The prediction: Principal analyst Andrew Lipsman believes that Apple could be one of the two most consequential advertising companies for the rest of this decade, particularly in the US.

Shrewdly kneecapping the competition: Apple implemented its AppTrackingTransparency (ATT) changes last year with its iOS 14.5 update, providing users with more clarity around how apps tracked their behavior and giving them the opportunity to opt-out of tracking.

  • “The vast majority of users opted out, leading to significant ‘signal loss’—a reduction in the amount of web browsing and ecommerce behavior that powered Meta’s ad targeting and measurement mechanism,” explains Lipsman.
  • Perhaps the purest representation of Apple's strategy at work can be found in Meta’s mobile app install business, which pays app providers to target the right users and drive app downloads. Apple’s changes disrupted this business, pushing advertising away from Meta and in the direction of—wait for it—Apple. In one fell swoop, Apple just took a huge bite out of Meta’s ad business.
  • Meta is feeling the effects beyond mobile app installs: Advertisers of all sizes are having a harder time reaching the most valuable audiences and proving return on ad spend (ROAS). Those budgets are now migrating into other channels that can better show results.

Measurement mastery: Apple has the measurement apparatus to shift major media budgets.

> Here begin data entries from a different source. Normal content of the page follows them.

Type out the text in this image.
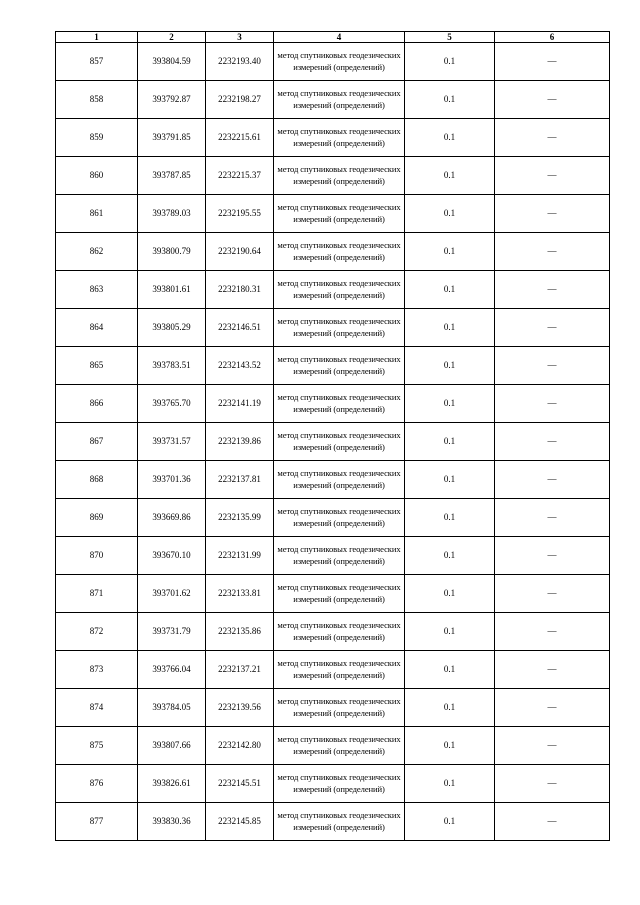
1	2	3	4	5	6
857	393804.59	2232193.40	метод спутниковых геодезических измерений (определений)	0.1	—
858	393792.87	2232198.27	метод спутниковых геодезических измерений (определений)	0.1	—
859	393791.85	2232215.61	метод спутниковых геодезических измерений (определений)	0.1	—
860	393787.85	2232215.37	метод спутниковых геодезических измерений (определений)	0.1	—
861	393789.03	2232195.55	метод спутниковых геодезических измерений (определений)	0.1	—
862	393800.79	2232190.64	метод спутниковых геодезических измерений (определений)	0.1	—
863	393801.61	2232180.31	метод спутниковых геодезических измерений (определений)	0.1	—
864	393805.29	2232146.51	метод спутниковых геодезических измерений (определений)	0.1	—
865	393783.51	2232143.52	метод спутниковых геодезических измерений (определений)	0.1	—
866	393765.70	2232141.19	метод спутниковых геодезических измерений (определений)	0.1	—
867	393731.57	2232139.86	метод спутниковых геодезических измерений (определений)	0.1	—
868	393701.36	2232137.81	метод спутниковых геодезических измерений (определений)	0.1	—
869	393669.86	2232135.99	метод спутниковых геодезических измерений (определений)	0.1	—
870	393670.10	2232131.99	метод спутниковых геодезических измерений (определений)	0.1	—
871	393701.62	2232133.81	метод спутниковых геодезических измерений (определений)	0.1	—
872	393731.79	2232135.86	метод спутниковых геодезических измерений (определений)	0.1	—
873	393766.04	2232137.21	метод спутниковых геодезических измерений (определений)	0.1	—
874	393784.05	2232139.56	метод спутниковых геодезических измерений (определений)	0.1	—
875	393807.66	2232142.80	метод спутниковых геодезических измерений (определений)	0.1	—
876	393826.61	2232145.51	метод спутниковых геодезических измерений (определений)	0.1	—
877	393830.36	2232145.85	метод спутниковых геодезических измерений (определений)	0.1	—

While it has kneecapped others' ability to target and measure performance, Apple has “full visibility into what happens on iOS and can provide that measurement—and measurement drives ad dollars,” notes Lipsman.

  • Measurement is arguably the single most important factor that’s driven the growth of digital ad spending since its early days; as Lipsman notes, Google was the first to unlock big budgets, largely on account of the tight closed-loop measurement for search ads. Facebook followed suit during the social ad era, and now Amazon is replicating that model in retail media.
  • “Apple owns the measurement backbone for all of iOS,” said Lipsman. “It has full visibility into audiences, how they browse, and what they buy.” The company has hung its hat on privacy, Lipsman notes, so he doesn’t see it leveraging personalized ads the same way Meta, Google, and Amazon have done. Apple’s approach is likely to involve broader audience segmentation, but by being able to prove performance on the back-end–and theoretically with a lot more transaction data–it’s going to have a formidable apparatus.

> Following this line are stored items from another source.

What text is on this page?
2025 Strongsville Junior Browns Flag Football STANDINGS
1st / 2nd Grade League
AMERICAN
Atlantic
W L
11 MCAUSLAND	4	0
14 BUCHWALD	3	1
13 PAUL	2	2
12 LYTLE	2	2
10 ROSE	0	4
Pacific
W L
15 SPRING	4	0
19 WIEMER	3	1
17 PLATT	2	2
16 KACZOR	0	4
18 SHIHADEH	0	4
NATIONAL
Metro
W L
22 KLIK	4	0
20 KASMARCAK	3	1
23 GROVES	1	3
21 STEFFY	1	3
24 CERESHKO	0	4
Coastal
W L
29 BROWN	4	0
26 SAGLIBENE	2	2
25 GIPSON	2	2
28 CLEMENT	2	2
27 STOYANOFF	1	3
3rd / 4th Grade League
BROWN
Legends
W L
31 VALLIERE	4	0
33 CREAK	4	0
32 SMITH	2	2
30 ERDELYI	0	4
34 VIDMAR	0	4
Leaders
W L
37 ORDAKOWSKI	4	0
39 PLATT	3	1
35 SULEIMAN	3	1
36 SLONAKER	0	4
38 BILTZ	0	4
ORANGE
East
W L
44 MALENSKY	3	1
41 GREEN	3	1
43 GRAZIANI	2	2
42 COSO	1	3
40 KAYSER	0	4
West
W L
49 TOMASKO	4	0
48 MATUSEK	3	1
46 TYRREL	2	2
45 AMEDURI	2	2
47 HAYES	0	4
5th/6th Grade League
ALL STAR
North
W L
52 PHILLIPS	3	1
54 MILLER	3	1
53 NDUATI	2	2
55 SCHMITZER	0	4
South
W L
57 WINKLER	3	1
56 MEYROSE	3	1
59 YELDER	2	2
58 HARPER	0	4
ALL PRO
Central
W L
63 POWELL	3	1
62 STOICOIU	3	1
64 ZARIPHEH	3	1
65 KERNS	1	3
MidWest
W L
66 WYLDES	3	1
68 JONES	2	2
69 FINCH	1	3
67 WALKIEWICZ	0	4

Pushing further into ads: Apple is beginning to experiment with advertising in streaming TV, and that’s one of the most promising areas of digital advertising right now.

  • Lipsman notes Apple acquired the rights to Major League Baseball and Major League Soccer games and will become a bigger player in the acquisition of major TV sports rights in the near future. Apple TV+ also made a major leap this year, releasing several hit series like “Bad Sisters'' and “Severance,” and winning an Academy Award for Best Picture with “CODA.” If Apple wants an ad-supported model for Apple TV+, the potential is there.
  • Apple is reportedly building a demand-side platform (DSP). While this effort may be designed for enabling ad buys exclusively across Apple’s growing footprint of inventory—as opposed to across the open web—it signals more full-funnel ambitions and suggests the intention to bring a lot more inventory online.

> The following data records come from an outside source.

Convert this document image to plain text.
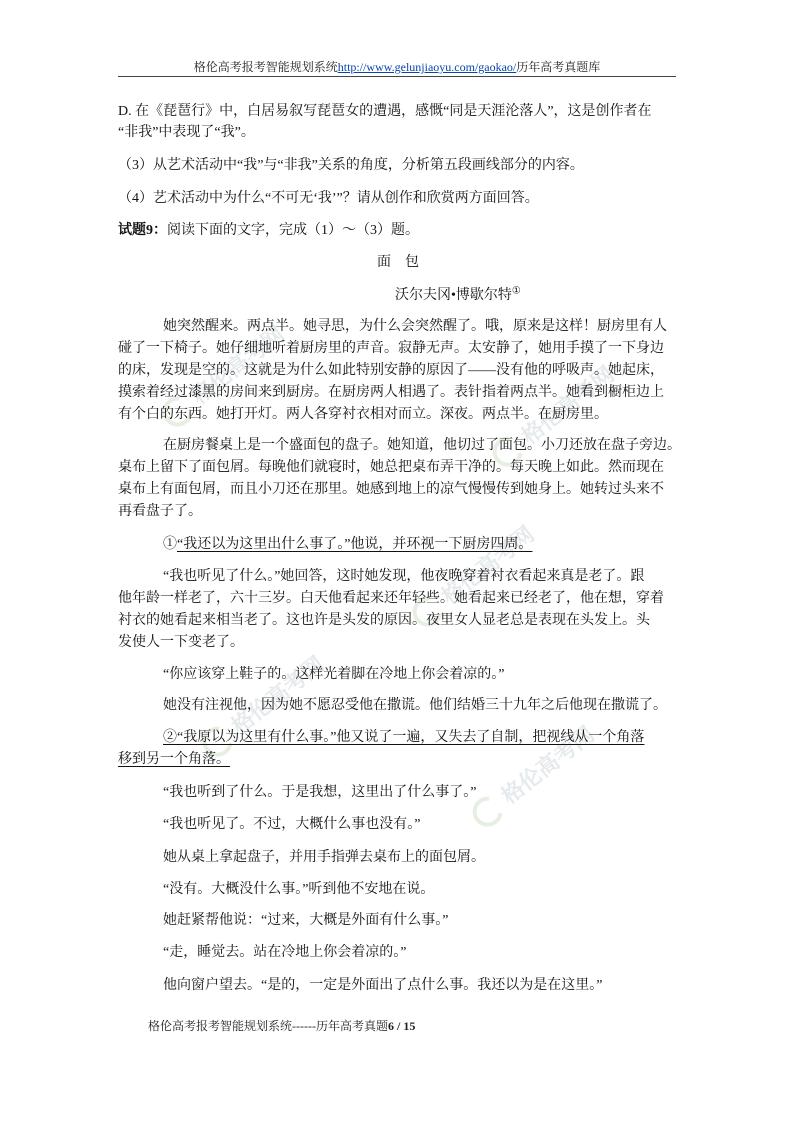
格伦高考网	格伦高考网
格伦高考网
格伦高考网
格伦高考网
格伦高考报考智能规划系统http://www.gelunjiaoyu.com/gaokao/历年高考真题库
D. 在《琵琶行》中，白居易叙写琵琶女的遭遇，感慨“同是天涯沦落人”，这是创作者在
“非我”中表现了“我”。
（3）从艺术活动中“我”与“非我”关系的角度，分析第五段画线部分的内容。
（4）艺术活动中为什么“不可无‘我’”？请从创作和欣赏两方面回答。
试题9：阅读下面的文字，完成（1）～（3）题。
面　包
沃尔夫冈•博歇尔特①
她突然醒来。两点半。她寻思，为什么会突然醒了。哦，原来是这样！厨房里有人
碰了一下椅子。她仔细地听着厨房里的声音。寂静无声。太安静了，她用手摸了一下身边
的床，发现是空的。这就是为什么如此特别安静的原因了——没有他的呼吸声。她起床，
摸索着经过漆黑的房间来到厨房。在厨房两人相遇了。表针指着两点半。她看到橱柜边上
有个白的东西。她打开灯。两人各穿衬衣相对而立。深夜。两点半。在厨房里。
在厨房餐桌上是一个盛面包的盘子。她知道，他切过了面包。小刀还放在盘子旁边。
桌布上留下了面包屑。每晚他们就寝时，她总把桌布弄干净的。每天晚上如此。然而现在
桌布上有面包屑，而且小刀还在那里。她感到地上的凉气慢慢传到她身上。她转过头来不
再看盘子了。
①“我还以为这里出什么事了。”他说，并环视一下厨房四周。
“我也听见了什么。”她回答，这时她发现，他夜晚穿着衬衣看起来真是老了。跟
他年龄一样老了，六十三岁。白天他看起来还年轻些。她看起来已经老了，他在想，穿着
衬衣的她看起来相当老了。这也许是头发的原因。夜里女人显老总是表现在头发上。头
发使人一下变老了。
“你应该穿上鞋子的。这样光着脚在冷地上你会着凉的。”
她没有注视他，因为她不愿忍受他在撒谎。他们结婚三十九年之后他现在撒谎了。
②“我原以为这里有什么事。”他又说了一遍，又失去了自制，把视线从一个角落
移到另一个角落。
“我也听到了什么。于是我想，这里出了什么事了。”
“我也听见了。不过，大概什么事也没有。”
她从桌上拿起盘子，并用手指弹去桌布上的面包屑。
“没有。大概没什么事。”听到他不安地在说。
她赶紧帮他说：“过来，大概是外面有什么事。”
“走，睡觉去。站在冷地上你会着凉的。”
他向窗户望去。“是的，一定是外面出了点什么事。我还以为是在这里。”
格伦高考报考智能规划系统------历年高考真题6 / 15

Looking further ahead: Apple will probably launch a search engine at some point, Lipsman predicts, which would obviously have huge implications for Google. Think about how easily it could replace Google as the default search engine.

  • “Google is a lot more vulnerable than it seems,” said Lipsman, noting perceptions that the quality of its search results has “meaningfully deteriorated” in recent years. “There are more ads and fewer organic results, which seem to be of worse quality.”
  • If Apple could clear that quality hurdle with organic search results, with the benefit of being able to maintain a more modest ad load, it’s reasonable to think it could take market share from Google.